US President Barack Obama welcomes troops returning from Iraq at Fort Bragg, North Carolina, to mark the end of the Iraq War 14 December 2011 Image copyright Reuters
Image caption President Obama had publicly opposed a war in Iraq before it began

Mark Anthony said: "I come to bury Caesar, not to praise him."

US President Barack Obama's speech at Fort Bragg, North Carolina, was trickier. He had to praise the troops but bury a war he had once called "dumb".

Americans hold their military in very high regard, even as they are much more doubtful and divided about the 10 years of foreign wars.

Many feel lessons had to be learnt from Vietnam, where some think the veterans were treated with contempt because they had the bad luck to fight in a war judged a mistake and a failure.

So Mr Obama could not simply announce the war over without going out of his way to thank those who fought.

He said they had "shown why the United States military is the finest fighting force in history".

Papering the cracks

The superlatives fell thick and fast.

Of course, logically, you can show courage and resolution in a foolish cause. But no-one wants to be told their sacrifice was for nothing. So Mr Obama listed the merits of a war he has always opposed.

He said "everything that American troops have done in Iraq - all the fighting and dying, bleeding and building, training and partnering, has led us to this moment of success.

"Of course, Iraq is not a perfect place. But we are leaving behind a sovereign, stable, and self-reliant Iraq, with a representative government that was elected.

"Iraqis have a chance to forge their own destiny."

Indeed, he seemed more explicit in his praise for the principles behind the war, not just its outcome.

He told them: "Never forget that you are part of an unbroken line of heroes spanning two centuries.

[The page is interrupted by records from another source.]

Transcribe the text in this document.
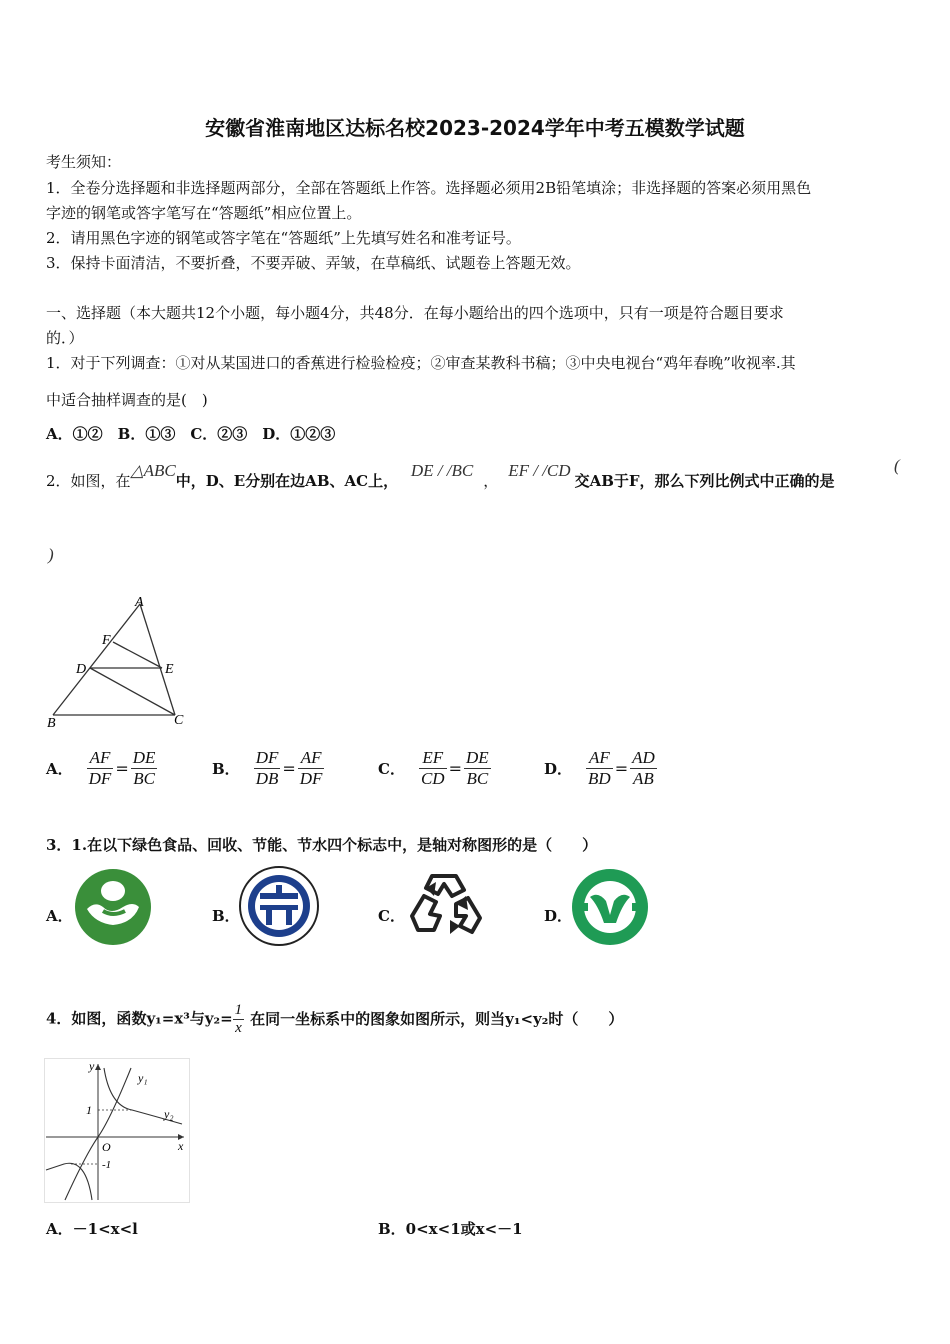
安徽省淮南地区达标名校2023-2024学年中考五模数学试题
考生须知：
1．全卷分选择题和非选择题两部分，全部在答题纸上作答。选择题必须用2B铅笔填涂；非选择题的答案必须用黑色
字迹的钢笔或答字笔写在“答题纸”相应位置上。
2．请用黑色字迹的钢笔或答字笔在“答题纸”上先填写姓名和准考证号。
3．保持卡面清洁，不要折叠，不要弄破、弄皱，在草稿纸、试题卷上答题无效。
一、选择题（本大题共12个小题，每小题4分，共48分．在每小题给出的四个选项中，只有一项是符合题目要求
的．）
1．对于下列调查：①对从某国进口的香蕉进行检验检疫；②审查某教科书稿；③中央电视台“鸡年春晚”收视率.其
中适合抽样调查的是(　)
A．①②　B．①③　C．②③　D．①②③
2．如图，在△ABC中，D、E分别在边AB、AC上， DE / /BC，EF / /CD交AB于F，那么下列比例式中正确的是
(
)
A
F
D	E
B	C
A． $\frac{AF}{DF} = \frac{DE}{BC}$	B． $\frac{DF}{DB} = \frac{AF}{DF}$	C． $\frac{EF}{CD} = \frac{DE}{BC}$	D． $\frac{AF}{BD} = \frac{AD}{AB}$
3．1.在以下绿色食品、回收、节能、节水四个标志中，是轴对称图形的是（　　）
A．	B．	C．	D．
4．如图，函数y₁=x³与$y_2= \frac{1}{x}$ 在同一坐标系中的图象如图所示，则当y₁<y₂时（　　）
y
x
O
1
-1
y₁
y₂
A．－1<x<l	B．0<x<1或x<－1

"From the colonists who overthrew an empire to your grandparents and parents who faced down fascism and communism, to you: men and women who fought for the same principles in Fallujah and Kandahar and delivered justice to those who attacked us on 9/11."

This is more than a little awkward, intellectually.

Mr Obama comes close to agreeing with those who backed the invasion in the first place. That for all the fantasy about weapons of mass destruction, all the mistakes and lack of preparation, the world is a better place for the war.

But it is not politically awkward. Few will notice; few are talking about it.

It looks more like fair-minded generosity than hypocrisy.

But he is papering over the cracks between what he has always thought and what he has to say to the country.

Mark Anthony goes on: "The evil that men do lives after them; the good is oft interred with their bones."

Maybe it is different for wars.

It is an irony that Mr Obama, in one sense elected for his opposition to the Iraq war, has drawn a line under the conflict stressing its virtues, not its vices.